2026年5月29日午前、エコランド地区のSMシティ・ダバオで、機関合同のシミュレーション演習が実施された。今回の演習は、強盗や人質立てこもり、無差別発砲などの事案を想定したもので、治安上の脅威や公共緊急事態に対するダバオ市の対応能力を検証することを目的としている。
演習は午前7時ごろに開始され、死亡1人(コード・ブラック)、負傷者4人(コード・ブルー)が発生したとの想定で行われた。
参加機関は、ダバオ市警察署(DCPO)、市公共安全保安局(PSSO)、タスクフォース・ダバオ、特殊武装警察(SWAT)、ダバオ市災害リスク管理局(CDRRMO)、セントラル911、消防局(BFP)、およびSMシティ・ダバオの緊急対応チームである。
現場指揮官を務めたエディソン・フィエスタ警察少佐は、今回の訓練について「将来起こり得る事態に備えるためだ」と述べ、対応要員と市民双方の準備態勢を強化することが目的だと説明した。
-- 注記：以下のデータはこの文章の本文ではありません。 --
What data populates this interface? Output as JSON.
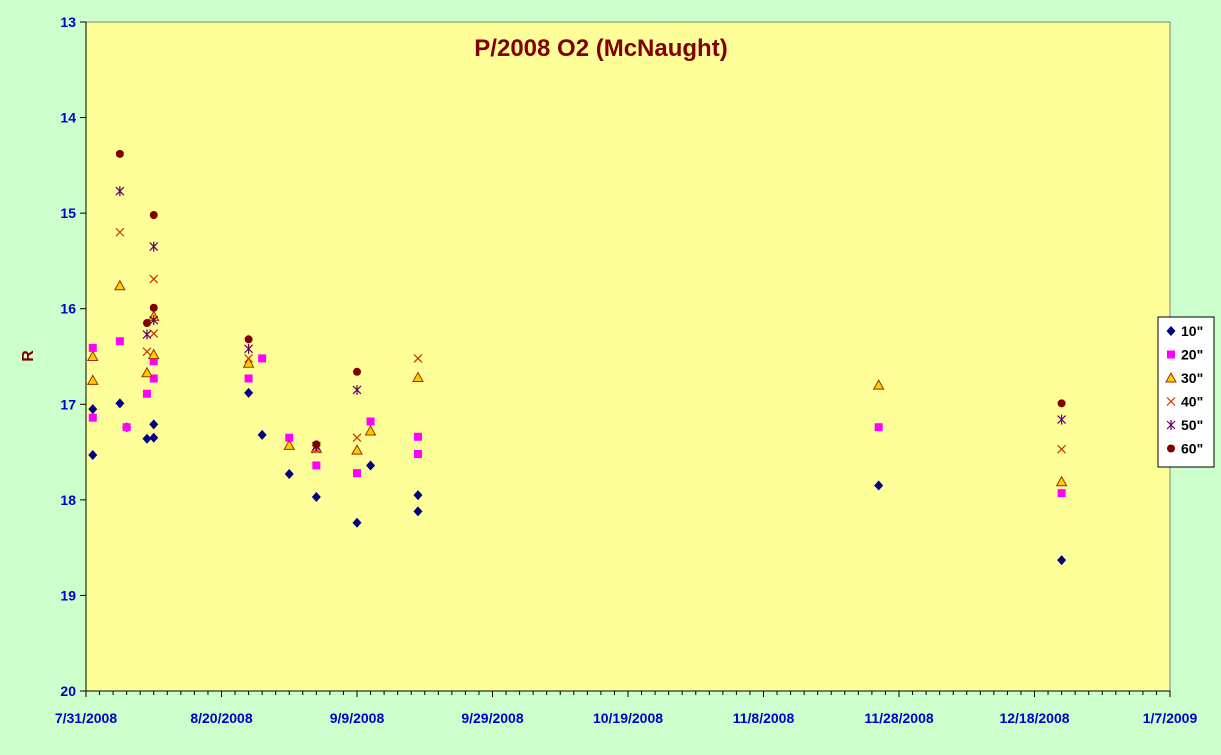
{
  "chart_data": {
    "type": "scatter",
    "title": "P/2008 O2 (McNaught)",
    "xlabel": "",
    "ylabel": "R",
    "y_reversed": true,
    "ylim": [
      13,
      20
    ],
    "y_ticks": [
      "13",
      "14",
      "15",
      "16",
      "17",
      "18",
      "19",
      "20"
    ],
    "xlim": [
      "2008-07-31",
      "2009-01-07"
    ],
    "x_ticks": [
      "7/31/2008",
      "8/20/2008",
      "9/9/2008",
      "9/29/2008",
      "10/19/2008",
      "11/8/2008",
      "11/28/2008",
      "12/18/2008",
      "1/7/2009"
    ],
    "grid": false,
    "legend_position": "right",
    "colors": {
      "plot_background": "#ffff99",
      "page_background": "#ccffcc",
      "title": "#800000",
      "axis_label": "#800000",
      "tick_labels": "#0000cc"
    },
    "series": [
      {
        "name": "10\"",
        "marker": "diamond",
        "color": "#000080",
        "points": [
          {
            "x": "2008-08-01",
            "y": 17.53
          },
          {
            "x": "2008-08-01",
            "y": 17.05
          },
          {
            "x": "2008-08-05",
            "y": 16.99
          },
          {
            "x": "2008-08-06",
            "y": 17.24
          },
          {
            "x": "2008-08-09",
            "y": 17.36
          },
          {
            "x": "2008-08-10",
            "y": 17.35
          },
          {
            "x": "2008-08-10",
            "y": 17.21
          },
          {
            "x": "2008-08-24",
            "y": 16.88
          },
          {
            "x": "2008-08-26",
            "y": 17.32
          },
          {
            "x": "2008-08-30",
            "y": 17.73
          },
          {
            "x": "2008-09-03",
            "y": 17.97
          },
          {
            "x": "2008-09-09",
            "y": 18.24
          },
          {
            "x": "2008-09-11",
            "y": 17.64
          },
          {
            "x": "2008-09-18",
            "y": 17.95
          },
          {
            "x": "2008-09-18",
            "y": 18.12
          },
          {
            "x": "2008-11-25",
            "y": 17.85
          },
          {
            "x": "2008-12-22",
            "y": 18.63
          }
        ]
      },
      {
        "name": "20\"",
        "marker": "square",
        "color": "#ff00ff",
        "points": [
          {
            "x": "2008-08-01",
            "y": 16.41
          },
          {
            "x": "2008-08-01",
            "y": 17.14
          },
          {
            "x": "2008-08-05",
            "y": 16.34
          },
          {
            "x": "2008-08-06",
            "y": 17.24
          },
          {
            "x": "2008-08-09",
            "y": 16.89
          },
          {
            "x": "2008-08-10",
            "y": 16.55
          },
          {
            "x": "2008-08-10",
            "y": 16.73
          },
          {
            "x": "2008-08-24",
            "y": 16.73
          },
          {
            "x": "2008-08-26",
            "y": 16.52
          },
          {
            "x": "2008-08-30",
            "y": 17.35
          },
          {
            "x": "2008-09-03",
            "y": 17.64
          },
          {
            "x": "2008-09-09",
            "y": 17.72
          },
          {
            "x": "2008-09-11",
            "y": 17.18
          },
          {
            "x": "2008-09-18",
            "y": 17.34
          },
          {
            "x": "2008-09-18",
            "y": 17.52
          },
          {
            "x": "2008-11-25",
            "y": 17.24
          },
          {
            "x": "2008-12-22",
            "y": 17.93
          }
        ]
      },
      {
        "name": "30\"",
        "marker": "triangle",
        "color": "#ffcc00",
        "points": [
          {
            "x": "2008-08-01",
            "y": 16.5
          },
          {
            "x": "2008-08-01",
            "y": 16.75
          },
          {
            "x": "2008-08-05",
            "y": 15.76
          },
          {
            "x": "2008-08-09",
            "y": 16.67
          },
          {
            "x": "2008-08-10",
            "y": 16.08
          },
          {
            "x": "2008-08-10",
            "y": 16.48
          },
          {
            "x": "2008-08-24",
            "y": 16.57
          },
          {
            "x": "2008-08-30",
            "y": 17.43
          },
          {
            "x": "2008-09-03",
            "y": 17.46
          },
          {
            "x": "2008-09-09",
            "y": 17.48
          },
          {
            "x": "2008-09-11",
            "y": 17.28
          },
          {
            "x": "2008-09-18",
            "y": 16.72
          },
          {
            "x": "2008-11-25",
            "y": 16.8
          },
          {
            "x": "2008-12-22",
            "y": 17.81
          }
        ]
      },
      {
        "name": "40\"",
        "marker": "x",
        "color": "#cc3300",
        "points": [
          {
            "x": "2008-08-05",
            "y": 15.2
          },
          {
            "x": "2008-08-09",
            "y": 16.45
          },
          {
            "x": "2008-08-10",
            "y": 15.69
          },
          {
            "x": "2008-08-10",
            "y": 16.26
          },
          {
            "x": "2008-08-24",
            "y": 16.52
          },
          {
            "x": "2008-09-03",
            "y": 17.47
          },
          {
            "x": "2008-09-09",
            "y": 17.35
          },
          {
            "x": "2008-09-18",
            "y": 16.52
          },
          {
            "x": "2008-12-22",
            "y": 17.47
          }
        ]
      },
      {
        "name": "50\"",
        "marker": "asterisk",
        "color": "#660066",
        "points": [
          {
            "x": "2008-08-05",
            "y": 14.77
          },
          {
            "x": "2008-08-09",
            "y": 16.27
          },
          {
            "x": "2008-08-10",
            "y": 15.35
          },
          {
            "x": "2008-08-10",
            "y": 16.12
          },
          {
            "x": "2008-08-24",
            "y": 16.42
          },
          {
            "x": "2008-09-03",
            "y": 17.44
          },
          {
            "x": "2008-09-09",
            "y": 16.85
          },
          {
            "x": "2008-12-22",
            "y": 17.16
          }
        ]
      },
      {
        "name": "60\"",
        "marker": "circle",
        "color": "#800000",
        "points": [
          {
            "x": "2008-08-05",
            "y": 14.38
          },
          {
            "x": "2008-08-09",
            "y": 16.15
          },
          {
            "x": "2008-08-10",
            "y": 15.02
          },
          {
            "x": "2008-08-10",
            "y": 15.99
          },
          {
            "x": "2008-08-24",
            "y": 16.32
          },
          {
            "x": "2008-09-03",
            "y": 17.42
          },
          {
            "x": "2008-09-09",
            "y": 16.66
          },
          {
            "x": "2008-12-22",
            "y": 16.99
          }
        ]
      }
    ]
  }
}
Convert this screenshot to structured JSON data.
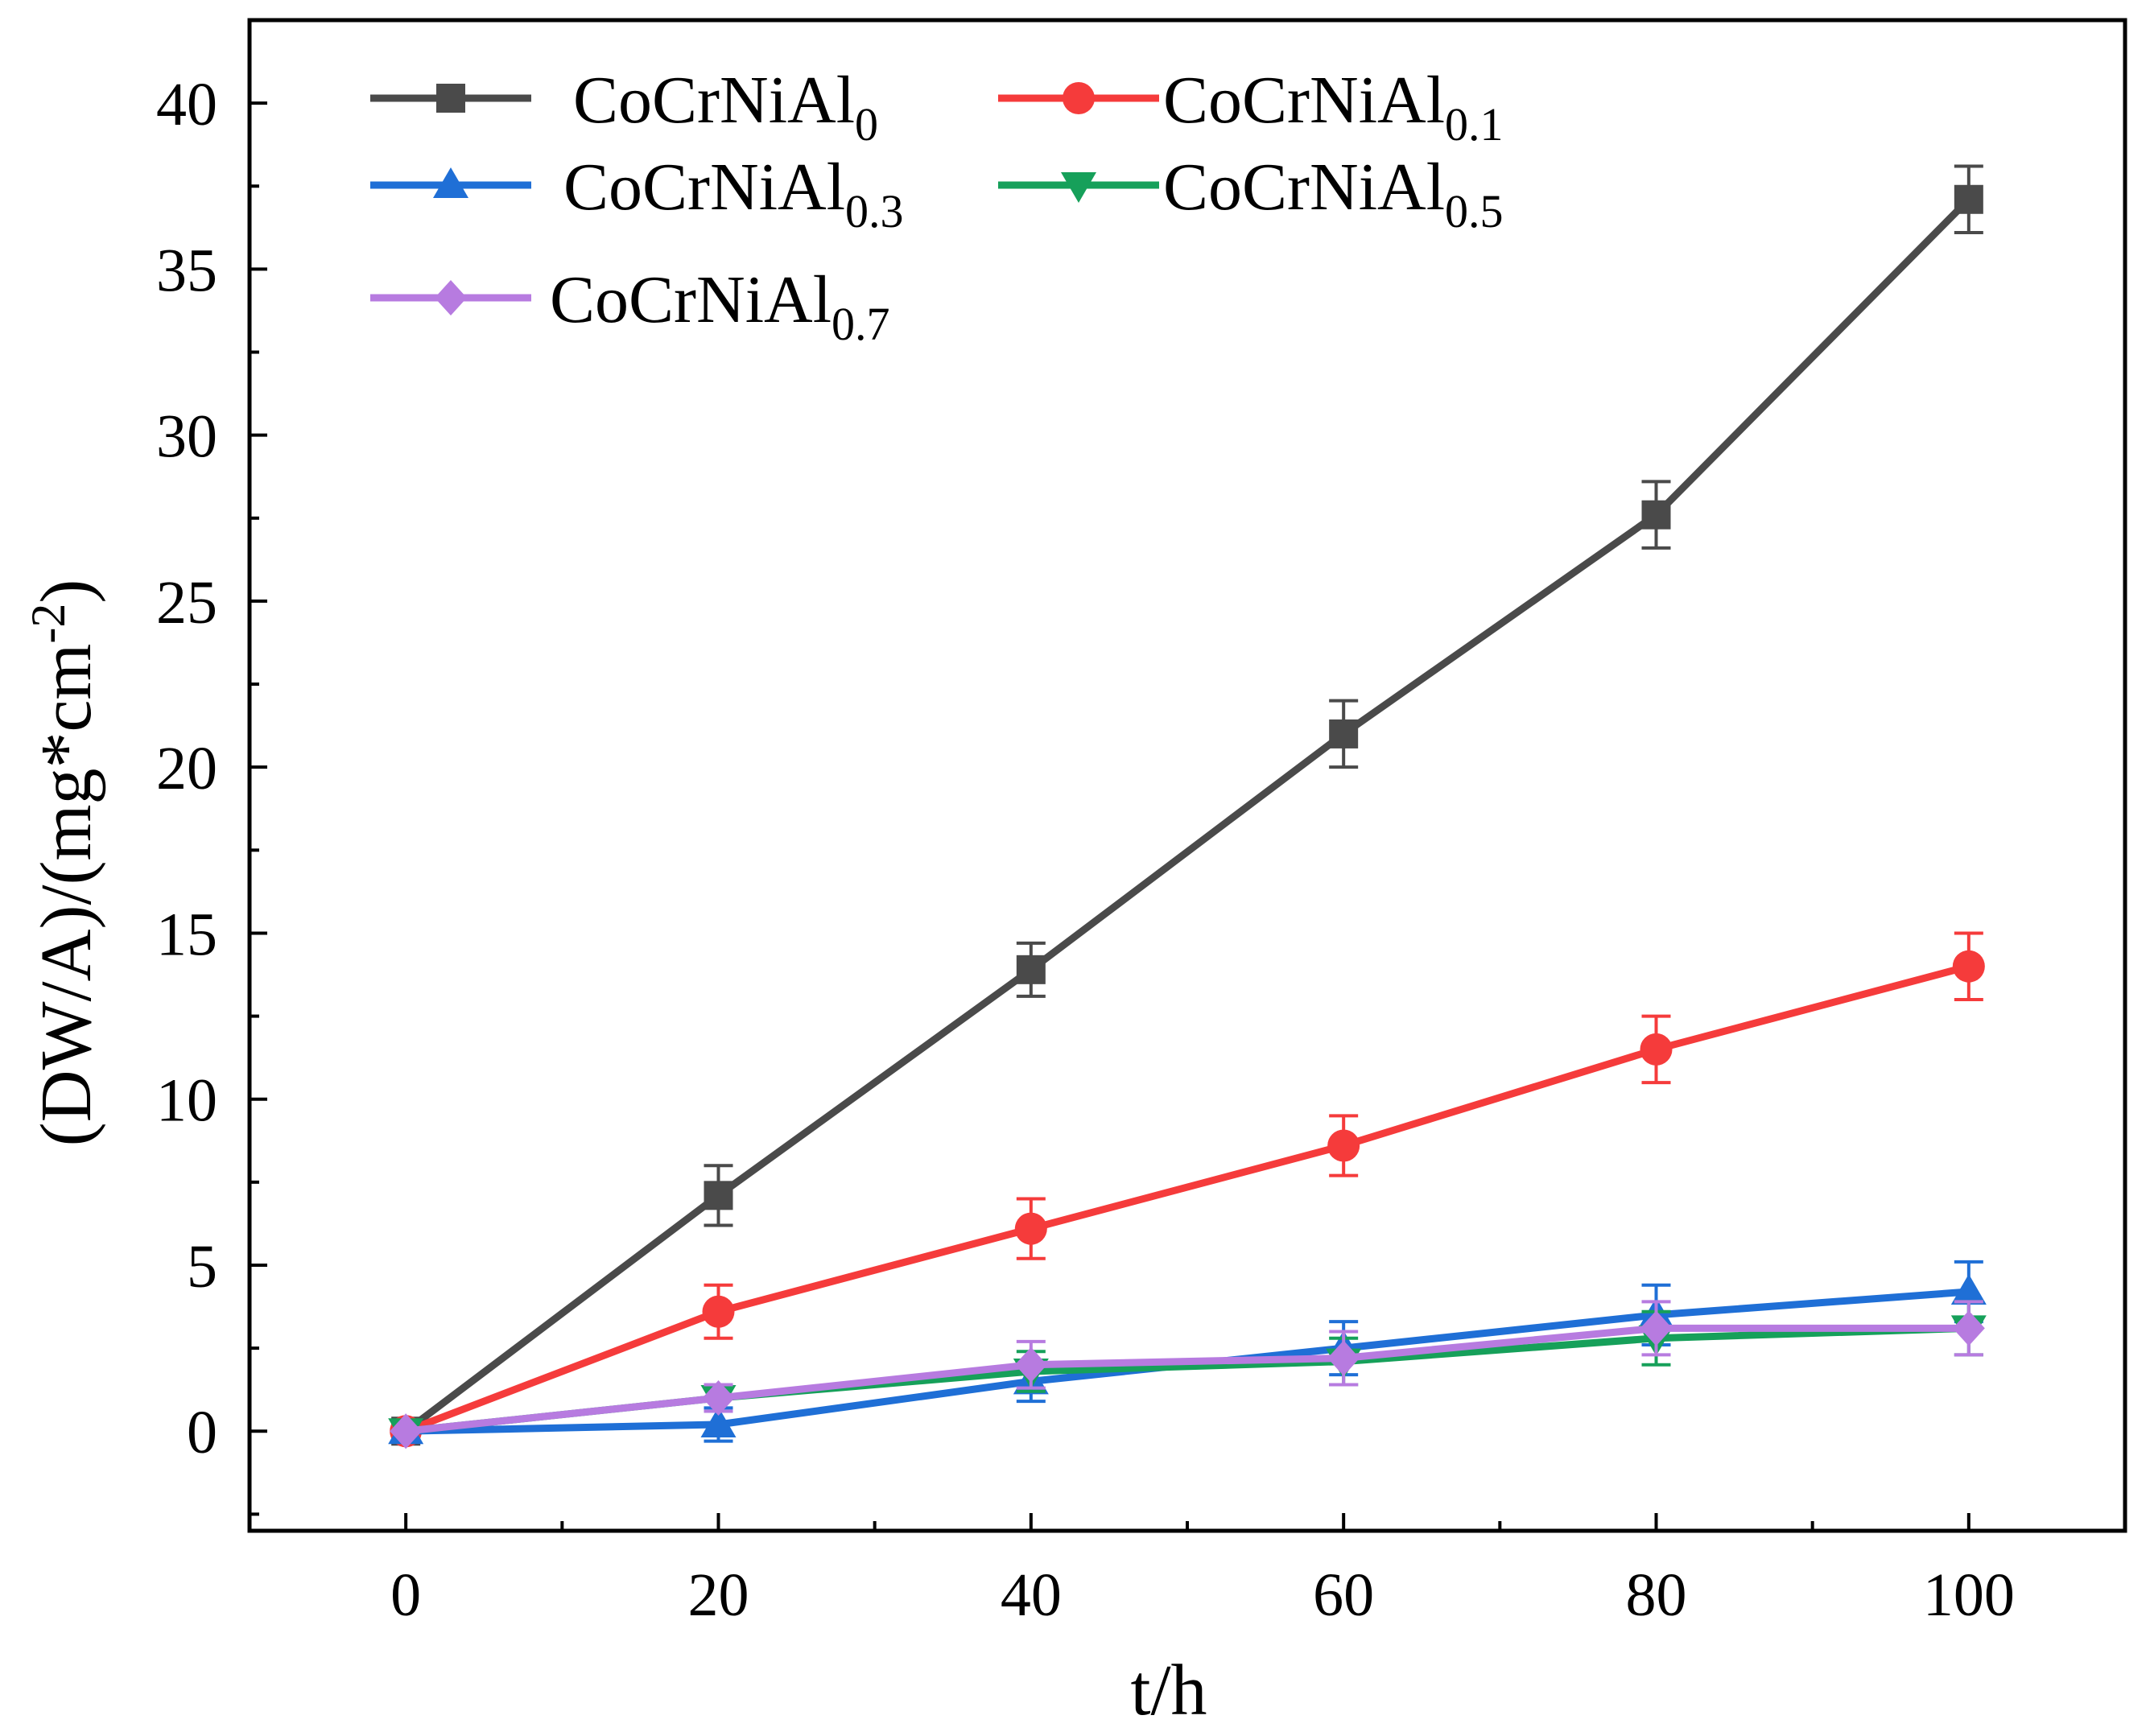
{
  "chart_data": {
    "type": "line",
    "title": "",
    "xlabel": "t/h",
    "ylabel_main": "(DW/A)/(mg*cm",
    "ylabel_sup": "-2",
    "ylabel_close": ")",
    "xlim": [
      -10,
      110
    ],
    "ylim": [
      -3,
      42.5
    ],
    "x_ticks": [
      0,
      20,
      40,
      60,
      80,
      100
    ],
    "x_tick_labels": [
      "0",
      "20",
      "40",
      "60",
      "80",
      "100"
    ],
    "x_minor_ticks": [
      10,
      30,
      50,
      70,
      90
    ],
    "y_ticks": [
      0,
      5,
      10,
      15,
      20,
      25,
      30,
      35,
      40
    ],
    "y_tick_labels": [
      "0",
      "5",
      "10",
      "15",
      "20",
      "25",
      "30",
      "35",
      "40"
    ],
    "y_minor_ticks": [
      -2.5,
      2.5,
      7.5,
      12.5,
      17.5,
      22.5,
      27.5,
      32.5,
      37.5,
      42.5
    ],
    "grid": false,
    "legend_position": "top-left",
    "x": [
      0,
      20,
      40,
      60,
      80,
      100
    ],
    "series": [
      {
        "name": "CoCrNiAl",
        "sub": "0",
        "color": "#4a4a4a",
        "marker": "square",
        "values": [
          0,
          7.1,
          13.9,
          21.0,
          27.6,
          37.1
        ],
        "errors": [
          0,
          0.9,
          0.8,
          1.0,
          1.0,
          1.0
        ]
      },
      {
        "name": "CoCrNiAl",
        "sub": "0.1",
        "color": "#f53b3b",
        "marker": "circle",
        "values": [
          0,
          3.6,
          6.1,
          8.6,
          11.5,
          14.0
        ],
        "errors": [
          0,
          0.8,
          0.9,
          0.9,
          1.0,
          1.0
        ]
      },
      {
        "name": "CoCrNiAl",
        "sub": "0.3",
        "color": "#1f6fd6",
        "marker": "triangle-up",
        "values": [
          0,
          0.2,
          1.5,
          2.5,
          3.5,
          4.2
        ],
        "errors": [
          0,
          0.5,
          0.6,
          0.8,
          0.9,
          0.9
        ]
      },
      {
        "name": "CoCrNiAl",
        "sub": "0.5",
        "color": "#16a05a",
        "marker": "triangle-down",
        "values": [
          0,
          1.0,
          1.8,
          2.1,
          2.8,
          3.1
        ],
        "errors": [
          0,
          0.4,
          0.6,
          0.7,
          0.8,
          0.8
        ]
      },
      {
        "name": "CoCrNiAl",
        "sub": "0.7",
        "color": "#b77be0",
        "marker": "diamond",
        "values": [
          0,
          1.0,
          2.0,
          2.2,
          3.1,
          3.1
        ],
        "errors": [
          0,
          0.4,
          0.7,
          0.8,
          0.8,
          0.8
        ]
      }
    ]
  }
}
今回の演習では、公共空間というリスクの高い環境下における機関間連携や緊急対応手順、避難プロトコル、危機管理能力などが検証された。
SMシティ・ダバオでこのようなシミュレーション演習が実施されるのは今回が初めてであり、法執行機関、救助隊、消防隊が連携して危機対応訓練を行った。
ダバオ市では、2025年にもランダース・スーパーストアで同様のシミュレーション演習が実施されており、その際は即席爆発装置(IED)の脅威に対する機関間の対応能力が検証された。
当局は、定期的なシミュレーション演習が不可欠であるとし、通信や対応システムの課題を特定し、緊急時の即応能力向上につなげる必要があると指摘している。